Ohtani got to 300 homers in his ninth MLB season, though with only 47 of them in the first three. He averaged 46.6 homers per season from 2021 to 2025, a span of time that saw him post the first 50-homer, 50-stolen-base season in MLB history in 2024. He also won four MVP awards in that span, a career total surpassed only by Barry Bonds.

This season is shaping up to be another all-timer, with Ohtani the overwhelming favorite to win NL MVP honors for a third straight year and a dark-horse candidate to win his first Cy Young Award.
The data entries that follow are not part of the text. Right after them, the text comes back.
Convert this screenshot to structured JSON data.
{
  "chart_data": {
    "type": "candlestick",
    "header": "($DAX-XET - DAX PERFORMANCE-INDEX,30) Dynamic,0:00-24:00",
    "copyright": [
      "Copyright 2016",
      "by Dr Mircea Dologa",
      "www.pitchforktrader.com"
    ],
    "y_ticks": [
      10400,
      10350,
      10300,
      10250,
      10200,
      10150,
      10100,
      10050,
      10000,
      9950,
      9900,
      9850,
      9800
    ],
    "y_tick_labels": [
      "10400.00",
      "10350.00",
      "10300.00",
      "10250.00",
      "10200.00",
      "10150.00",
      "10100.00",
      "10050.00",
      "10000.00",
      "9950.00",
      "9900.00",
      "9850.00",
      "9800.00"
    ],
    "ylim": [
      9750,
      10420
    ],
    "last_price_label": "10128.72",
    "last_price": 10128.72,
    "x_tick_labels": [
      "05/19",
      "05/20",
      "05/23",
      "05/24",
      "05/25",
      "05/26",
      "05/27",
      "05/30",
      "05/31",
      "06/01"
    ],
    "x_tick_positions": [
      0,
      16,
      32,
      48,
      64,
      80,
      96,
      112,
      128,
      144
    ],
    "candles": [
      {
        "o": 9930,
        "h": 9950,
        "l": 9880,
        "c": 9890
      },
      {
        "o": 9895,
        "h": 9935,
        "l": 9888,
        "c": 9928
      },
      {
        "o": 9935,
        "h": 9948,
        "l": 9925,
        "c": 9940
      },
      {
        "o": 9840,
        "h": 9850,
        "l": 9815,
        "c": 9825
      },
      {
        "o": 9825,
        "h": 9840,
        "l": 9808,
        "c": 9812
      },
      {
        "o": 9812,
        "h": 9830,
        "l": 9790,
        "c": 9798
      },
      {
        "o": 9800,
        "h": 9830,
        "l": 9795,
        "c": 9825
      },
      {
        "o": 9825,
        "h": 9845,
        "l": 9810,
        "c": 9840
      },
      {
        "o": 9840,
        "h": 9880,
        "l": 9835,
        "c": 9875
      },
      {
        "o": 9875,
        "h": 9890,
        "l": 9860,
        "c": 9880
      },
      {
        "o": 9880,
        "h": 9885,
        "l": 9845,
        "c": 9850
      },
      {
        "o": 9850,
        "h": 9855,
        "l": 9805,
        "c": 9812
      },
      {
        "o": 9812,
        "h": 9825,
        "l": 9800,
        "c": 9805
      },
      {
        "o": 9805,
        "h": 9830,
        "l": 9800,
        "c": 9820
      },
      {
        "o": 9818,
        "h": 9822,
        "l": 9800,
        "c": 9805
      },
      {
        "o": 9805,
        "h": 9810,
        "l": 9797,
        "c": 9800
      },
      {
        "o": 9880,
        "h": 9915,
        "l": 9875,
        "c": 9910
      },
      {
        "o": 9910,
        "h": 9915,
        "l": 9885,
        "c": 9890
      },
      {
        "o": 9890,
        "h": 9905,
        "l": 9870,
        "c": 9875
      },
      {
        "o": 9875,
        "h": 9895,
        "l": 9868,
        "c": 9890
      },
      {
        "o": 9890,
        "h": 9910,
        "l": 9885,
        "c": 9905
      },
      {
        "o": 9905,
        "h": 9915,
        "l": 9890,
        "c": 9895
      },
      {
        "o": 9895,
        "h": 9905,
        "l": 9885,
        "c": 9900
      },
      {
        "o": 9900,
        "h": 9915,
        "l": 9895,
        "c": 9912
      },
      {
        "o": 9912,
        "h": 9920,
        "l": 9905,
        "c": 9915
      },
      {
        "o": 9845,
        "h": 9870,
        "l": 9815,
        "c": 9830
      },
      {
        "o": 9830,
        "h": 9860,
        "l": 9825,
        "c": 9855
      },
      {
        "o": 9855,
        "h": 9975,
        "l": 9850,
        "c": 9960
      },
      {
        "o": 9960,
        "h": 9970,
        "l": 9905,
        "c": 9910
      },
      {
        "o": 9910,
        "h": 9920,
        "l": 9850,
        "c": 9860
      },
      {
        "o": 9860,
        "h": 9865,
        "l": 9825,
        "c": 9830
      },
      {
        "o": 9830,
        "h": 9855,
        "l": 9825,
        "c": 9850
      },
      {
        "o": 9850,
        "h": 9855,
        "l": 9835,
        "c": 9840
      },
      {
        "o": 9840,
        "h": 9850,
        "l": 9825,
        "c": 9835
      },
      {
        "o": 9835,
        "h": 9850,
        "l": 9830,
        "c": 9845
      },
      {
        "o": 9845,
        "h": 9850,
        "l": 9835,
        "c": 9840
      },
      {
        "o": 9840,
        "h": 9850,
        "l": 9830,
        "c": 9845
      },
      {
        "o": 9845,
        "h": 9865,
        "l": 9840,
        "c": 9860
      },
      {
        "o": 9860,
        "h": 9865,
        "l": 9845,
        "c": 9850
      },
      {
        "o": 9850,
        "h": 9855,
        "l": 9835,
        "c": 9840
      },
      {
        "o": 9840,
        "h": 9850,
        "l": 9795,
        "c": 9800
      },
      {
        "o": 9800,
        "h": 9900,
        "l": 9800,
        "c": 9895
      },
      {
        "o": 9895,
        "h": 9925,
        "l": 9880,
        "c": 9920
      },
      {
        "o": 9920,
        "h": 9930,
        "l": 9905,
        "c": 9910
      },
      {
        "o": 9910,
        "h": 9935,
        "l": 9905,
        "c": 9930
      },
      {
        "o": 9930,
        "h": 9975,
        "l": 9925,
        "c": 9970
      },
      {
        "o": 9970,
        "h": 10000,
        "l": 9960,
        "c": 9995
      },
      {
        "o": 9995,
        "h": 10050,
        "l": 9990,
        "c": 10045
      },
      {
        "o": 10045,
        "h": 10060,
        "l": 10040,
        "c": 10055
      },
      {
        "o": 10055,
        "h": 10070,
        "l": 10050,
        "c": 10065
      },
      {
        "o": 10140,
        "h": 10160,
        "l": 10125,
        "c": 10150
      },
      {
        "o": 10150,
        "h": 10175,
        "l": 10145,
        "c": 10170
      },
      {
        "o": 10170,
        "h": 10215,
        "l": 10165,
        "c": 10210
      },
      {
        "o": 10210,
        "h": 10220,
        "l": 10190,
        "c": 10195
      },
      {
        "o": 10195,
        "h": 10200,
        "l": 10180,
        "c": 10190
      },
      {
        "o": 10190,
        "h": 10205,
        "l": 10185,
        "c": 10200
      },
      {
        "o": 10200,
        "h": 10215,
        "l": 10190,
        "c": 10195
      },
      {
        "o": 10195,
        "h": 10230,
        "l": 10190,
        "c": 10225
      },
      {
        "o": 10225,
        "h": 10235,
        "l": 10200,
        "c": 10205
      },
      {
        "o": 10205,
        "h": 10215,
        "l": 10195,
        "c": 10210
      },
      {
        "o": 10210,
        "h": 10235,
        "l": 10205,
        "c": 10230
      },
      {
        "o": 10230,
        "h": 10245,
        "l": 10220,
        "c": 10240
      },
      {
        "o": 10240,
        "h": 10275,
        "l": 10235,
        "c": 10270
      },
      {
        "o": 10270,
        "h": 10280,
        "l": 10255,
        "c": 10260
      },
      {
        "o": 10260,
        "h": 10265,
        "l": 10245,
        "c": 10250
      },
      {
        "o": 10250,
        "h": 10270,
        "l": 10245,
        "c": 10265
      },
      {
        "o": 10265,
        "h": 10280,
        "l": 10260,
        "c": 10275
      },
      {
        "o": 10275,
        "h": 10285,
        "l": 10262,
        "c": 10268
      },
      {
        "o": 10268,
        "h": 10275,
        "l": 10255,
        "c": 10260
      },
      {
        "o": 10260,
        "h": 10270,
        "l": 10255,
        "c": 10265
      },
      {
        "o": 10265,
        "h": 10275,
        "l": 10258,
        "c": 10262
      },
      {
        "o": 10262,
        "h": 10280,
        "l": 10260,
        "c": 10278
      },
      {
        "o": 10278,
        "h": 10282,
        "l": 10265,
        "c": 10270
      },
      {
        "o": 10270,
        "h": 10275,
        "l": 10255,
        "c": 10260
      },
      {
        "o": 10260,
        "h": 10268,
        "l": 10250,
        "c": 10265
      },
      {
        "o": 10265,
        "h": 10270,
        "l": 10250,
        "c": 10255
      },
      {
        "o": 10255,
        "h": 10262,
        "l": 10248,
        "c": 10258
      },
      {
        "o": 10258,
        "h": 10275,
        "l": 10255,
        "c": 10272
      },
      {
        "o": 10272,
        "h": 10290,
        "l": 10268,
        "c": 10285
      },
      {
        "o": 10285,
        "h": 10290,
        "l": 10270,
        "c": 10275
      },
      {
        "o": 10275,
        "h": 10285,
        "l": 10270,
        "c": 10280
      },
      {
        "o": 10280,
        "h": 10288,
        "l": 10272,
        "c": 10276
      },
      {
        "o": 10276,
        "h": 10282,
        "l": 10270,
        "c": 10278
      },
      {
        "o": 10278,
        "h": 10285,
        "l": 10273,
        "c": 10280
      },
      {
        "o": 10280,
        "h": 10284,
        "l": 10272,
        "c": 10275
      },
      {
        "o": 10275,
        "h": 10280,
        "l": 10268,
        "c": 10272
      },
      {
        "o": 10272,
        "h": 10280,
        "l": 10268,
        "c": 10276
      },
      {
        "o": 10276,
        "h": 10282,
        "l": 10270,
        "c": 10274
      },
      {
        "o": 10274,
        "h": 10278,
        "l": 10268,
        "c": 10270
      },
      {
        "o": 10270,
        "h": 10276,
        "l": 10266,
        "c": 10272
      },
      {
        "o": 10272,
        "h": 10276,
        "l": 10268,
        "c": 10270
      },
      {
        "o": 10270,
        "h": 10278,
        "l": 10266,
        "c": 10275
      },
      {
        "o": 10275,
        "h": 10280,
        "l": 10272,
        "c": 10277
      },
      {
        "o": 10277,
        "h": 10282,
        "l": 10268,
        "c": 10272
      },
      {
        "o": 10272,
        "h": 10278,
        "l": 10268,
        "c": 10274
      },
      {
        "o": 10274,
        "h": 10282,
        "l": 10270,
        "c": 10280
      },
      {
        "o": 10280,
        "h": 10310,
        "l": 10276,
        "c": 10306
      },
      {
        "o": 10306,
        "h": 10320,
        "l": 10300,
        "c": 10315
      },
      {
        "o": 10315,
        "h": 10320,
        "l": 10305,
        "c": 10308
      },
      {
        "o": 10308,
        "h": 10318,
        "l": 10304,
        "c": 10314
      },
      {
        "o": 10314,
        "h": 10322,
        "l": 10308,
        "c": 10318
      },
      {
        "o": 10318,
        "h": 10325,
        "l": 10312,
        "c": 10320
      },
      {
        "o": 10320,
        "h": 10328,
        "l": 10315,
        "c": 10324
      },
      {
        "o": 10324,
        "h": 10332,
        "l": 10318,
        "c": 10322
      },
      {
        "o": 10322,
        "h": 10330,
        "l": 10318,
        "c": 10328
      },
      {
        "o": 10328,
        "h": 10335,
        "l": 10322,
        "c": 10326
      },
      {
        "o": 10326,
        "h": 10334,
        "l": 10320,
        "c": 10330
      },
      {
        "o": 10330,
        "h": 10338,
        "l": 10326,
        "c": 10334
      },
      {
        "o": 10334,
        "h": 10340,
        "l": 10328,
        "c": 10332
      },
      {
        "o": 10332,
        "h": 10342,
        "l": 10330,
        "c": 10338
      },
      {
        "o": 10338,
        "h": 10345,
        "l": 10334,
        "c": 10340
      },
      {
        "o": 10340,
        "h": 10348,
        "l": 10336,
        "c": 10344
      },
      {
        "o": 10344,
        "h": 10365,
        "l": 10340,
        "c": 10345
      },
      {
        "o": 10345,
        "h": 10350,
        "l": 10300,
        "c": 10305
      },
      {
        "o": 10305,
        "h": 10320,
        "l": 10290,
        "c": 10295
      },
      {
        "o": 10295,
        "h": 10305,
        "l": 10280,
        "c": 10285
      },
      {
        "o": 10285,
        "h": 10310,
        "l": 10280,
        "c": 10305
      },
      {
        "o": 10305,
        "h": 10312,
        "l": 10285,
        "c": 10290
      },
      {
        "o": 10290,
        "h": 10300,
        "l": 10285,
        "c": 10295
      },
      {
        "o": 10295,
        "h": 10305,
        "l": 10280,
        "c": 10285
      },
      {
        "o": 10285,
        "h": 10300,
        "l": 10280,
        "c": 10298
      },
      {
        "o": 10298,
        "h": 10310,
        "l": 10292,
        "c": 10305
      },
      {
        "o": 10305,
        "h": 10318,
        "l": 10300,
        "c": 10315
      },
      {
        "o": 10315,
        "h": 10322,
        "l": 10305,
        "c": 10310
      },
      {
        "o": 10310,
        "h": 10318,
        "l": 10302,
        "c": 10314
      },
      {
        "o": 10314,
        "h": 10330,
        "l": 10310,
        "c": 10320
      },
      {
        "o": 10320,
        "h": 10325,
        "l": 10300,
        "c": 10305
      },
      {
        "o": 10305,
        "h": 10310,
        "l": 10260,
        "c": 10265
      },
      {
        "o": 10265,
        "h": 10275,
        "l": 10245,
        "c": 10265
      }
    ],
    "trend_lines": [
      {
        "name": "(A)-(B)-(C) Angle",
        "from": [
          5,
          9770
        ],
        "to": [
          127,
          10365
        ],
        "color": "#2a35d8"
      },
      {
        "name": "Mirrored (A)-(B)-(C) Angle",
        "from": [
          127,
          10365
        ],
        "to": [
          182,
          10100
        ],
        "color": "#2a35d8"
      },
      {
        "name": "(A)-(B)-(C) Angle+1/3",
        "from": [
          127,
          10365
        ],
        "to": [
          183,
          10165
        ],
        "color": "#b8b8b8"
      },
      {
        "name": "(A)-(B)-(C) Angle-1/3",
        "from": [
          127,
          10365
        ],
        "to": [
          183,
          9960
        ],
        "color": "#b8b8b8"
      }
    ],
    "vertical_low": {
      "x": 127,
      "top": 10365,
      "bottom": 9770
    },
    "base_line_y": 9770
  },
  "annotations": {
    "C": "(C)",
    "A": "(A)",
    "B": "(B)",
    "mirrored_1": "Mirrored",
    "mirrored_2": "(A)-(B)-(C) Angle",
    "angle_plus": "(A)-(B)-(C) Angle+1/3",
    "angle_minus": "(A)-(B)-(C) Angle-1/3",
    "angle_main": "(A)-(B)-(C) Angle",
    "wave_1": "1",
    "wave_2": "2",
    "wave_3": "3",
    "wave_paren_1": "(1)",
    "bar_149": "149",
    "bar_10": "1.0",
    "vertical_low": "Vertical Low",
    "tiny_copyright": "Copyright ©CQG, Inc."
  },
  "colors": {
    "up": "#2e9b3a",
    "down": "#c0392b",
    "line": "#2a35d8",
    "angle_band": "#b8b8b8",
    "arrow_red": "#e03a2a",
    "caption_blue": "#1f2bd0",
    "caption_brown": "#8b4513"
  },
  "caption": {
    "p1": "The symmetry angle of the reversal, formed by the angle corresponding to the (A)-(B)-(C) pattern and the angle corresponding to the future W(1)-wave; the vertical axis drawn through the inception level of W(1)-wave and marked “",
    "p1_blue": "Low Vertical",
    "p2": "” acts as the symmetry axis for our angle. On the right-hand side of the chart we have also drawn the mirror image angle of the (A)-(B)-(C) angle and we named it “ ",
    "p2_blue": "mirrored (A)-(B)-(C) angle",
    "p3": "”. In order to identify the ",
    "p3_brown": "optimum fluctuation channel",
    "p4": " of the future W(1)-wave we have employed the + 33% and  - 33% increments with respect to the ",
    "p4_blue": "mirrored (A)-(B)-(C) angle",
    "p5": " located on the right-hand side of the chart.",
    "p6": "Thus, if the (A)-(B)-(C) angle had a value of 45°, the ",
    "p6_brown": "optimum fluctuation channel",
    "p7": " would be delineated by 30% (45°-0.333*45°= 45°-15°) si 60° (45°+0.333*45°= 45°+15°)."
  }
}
Shohei Ohtani's career goes well beyond 300 homers​


The slow start to Ohtani's MLB career feels very long ago. He has turned into a singular superstar in MLB, with an international reach that no other player can match and a résumé that would've been considered comical if presented as a to-do list in 2018.

Having turned 32 on Sunday, Ohtani has shown few signs of slowing down. His $700 million contract, a windfall that once shocked baseball, has become perhaps the most valuable piece of paper in sports, with the Dodgers bringing in and using enough revenue that they're getting name-checked in MLB's public materials calling for a salary cap. Ohtani is also a national hero in Japan, where his level of celebrity surpasses anything seen in the U.S.

All of that is to reiterate that we're watching one of the most impactful careers in MLB history. It will be years before we fully understand the effects of Shohei Ohtani, but for now, he's still got plenty of homers to go.